Masyarakat Gorontalo sudah terlalu lelah dengan janji-janji perbaikan yang tak pernah terealisasi sempurna. Sudah saatnya pemerintah Provinsi Gorontalo bersikap tegas, transparan, dan akuntabel dalam menyelesaikan “problem abadi” ini.

Komitmen nyata dan implementasi rekomendasi yang telah ada adalah kunci untuk mengakhiri drama PPDB yang memilukan ini. Atau apakah kita harus menerima bahwa ini akan terus menjadi tradisi tahunan di Gorontalo?

Solusi Konkret dari Pemerintah

Untuk memastikan sistem Penerimaan Siswa  Baru (PPDB) di Gorontalo tidak lagi menjadi “problem abadi” di kemudian hari, Pemerintah Provinsi Gorontalo harus mengambil langkah-langkah konkret dan tegas. Ini bukan lagi soal ganti nama sistem, melainkan komitmen pada transparansi, akuntabilitas, dan keadilan.

Transparansi dan Akses Data Real-Time yang Mutlak

Pemerintah harus mengembangkan dan mengimplementasikan sistem aplikasi yang sepenuhnya real-time dan transparan. Ini berarti:

  • Data pendaftar, nilai, pilihan sekolah, , dan hasil seleksi harus dapat diakses publik secara live dan detail. Masyarakat, orang tua, dan media massa harus bisa memantau proses ini setiap saat tanpa hambatan.
  • Setiap perubahan atau update pada sistem harus tercatat dan dapat diaudit. Tidak boleh ada celah untuk manipulasi data atau penambahan siswa secara diam-diam.
  • Informasi mengenai daya tampung setiap sekolah, kriteria zonasi yang jelas (dilengkapi dengan peta digital yang interaktif), dan jumlah pendaftar per jalur harus dipublikasikan secara gamblang sebelum proses pendaftaran dimulai.
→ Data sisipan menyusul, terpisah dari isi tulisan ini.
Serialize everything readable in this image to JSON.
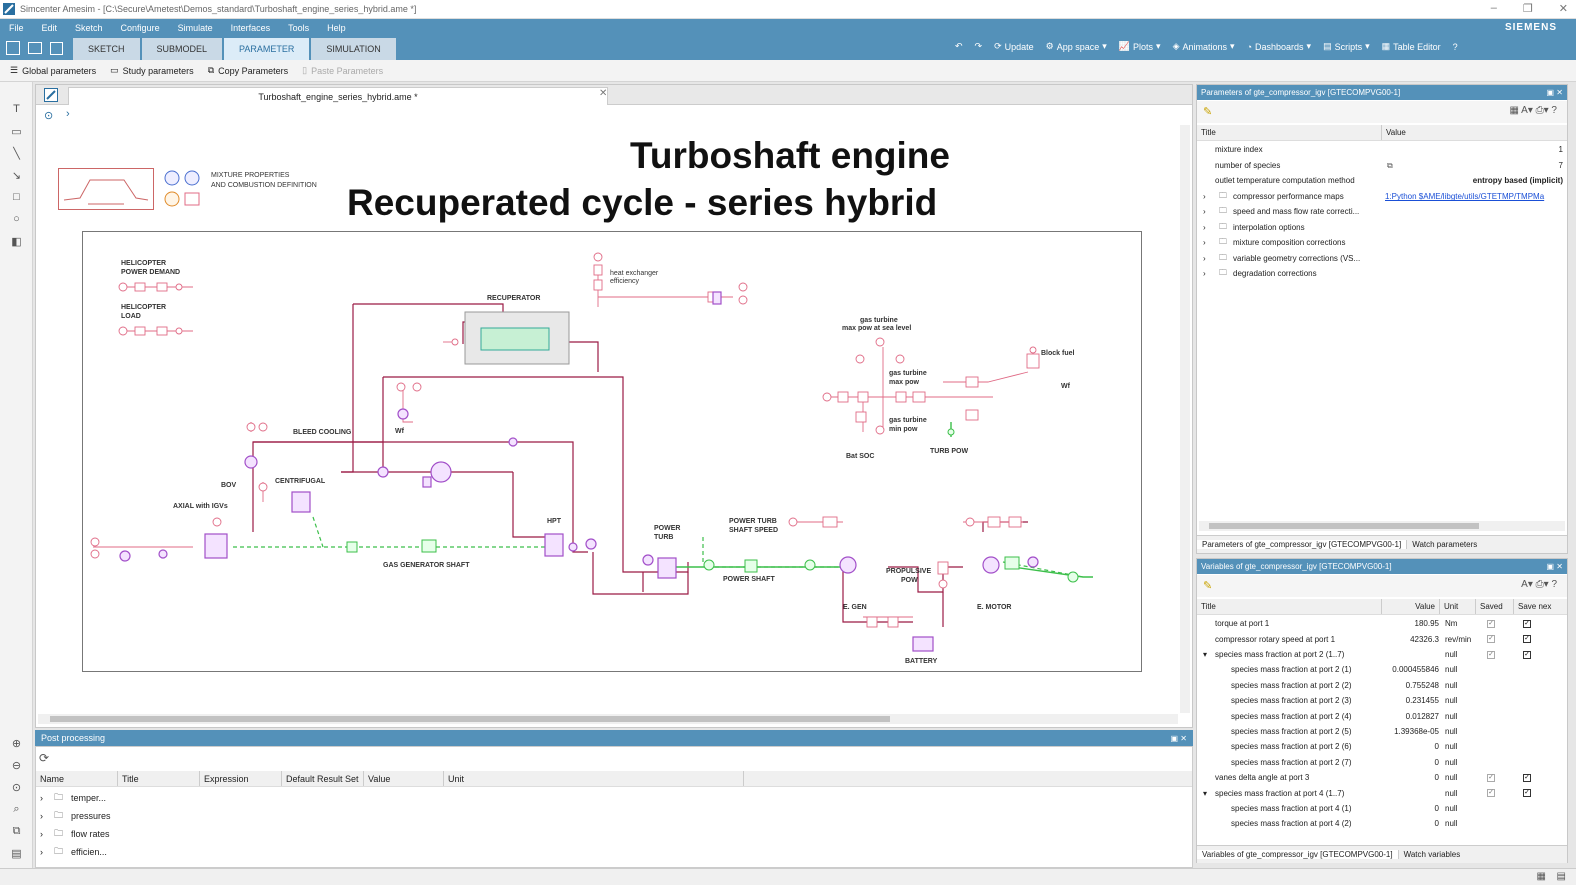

Peningkatan Kualitas dan Pemerataan Sekolah

  • Pemerintah Provinsi harus fokus pada pemerataan dan peningkatan kualitas pendidikan di seluruh SMA/SMK. Ini termasuk peningkatan fasilitas, kualitas guru, dan program pembelajaran.
  • Ketika semua sekolah memiliki standar kualitas yang tinggi, desakan untuk masuk ke sekolah tertentu akan berkurang, sehingga tekanan pada sistem juga akan mereda.

Penambahan Jumlah Sekolah

Selama bertahun-tahun, masalah utama sistem di Gorontalo adalah ketidakmampuan sistem dan daya tampung sekolah menampung lonjakan jumlah lulusan SMP.

Terlepas dari seberapa transparan atau adil pun sistem zonasi diterapkan, jika jumlah kursi yang tersedia jauh lebih sedikit daripada jumlah pendaftar, maka penolakan akan tetap terjadi.

Ini menciptakan persaingan yang tidak sehat dan memaksa orang tua mencari “jalur” lain, yang pada akhirnya memicu praktik-praktik tidak transparan.

Idealnya, penambahan sekolah baru juga diiringi dengan pembangunan fasilitas yang memadai dan ketersediaan tenaga pengajar berkualitas. Ini akan membantu pemerataan kualitas pendidikan, sehingga tidak ada lagi dominasi sekolah “favorit” dan orang tua tidak perlu mati-matian mengejar sekolah tertentu.

Pemerintah Provinsi Gorontalo perlu berkolaborasi erat dengan pemerintah kota/kabupaten serta mencari dukungan dari pemerintah pusat untuk program ini. Prioritas harus diberikan pada daerah-daerah yang selama ini menjadi titik panas masalah penerimaan siswa baru karena kekurangan sekolah.

Tanpa penambahan kapasitas, masalah penerimaan siswa baru di Gorontalo akan terus berulang, bahkan dengan sistem yang paling canggih sekalipun.

Penambahan sekolah bukan hanya solusi, melainkan investasi jangka panjang untuk masa depan pendidikan dan generasi muda Gorontalo.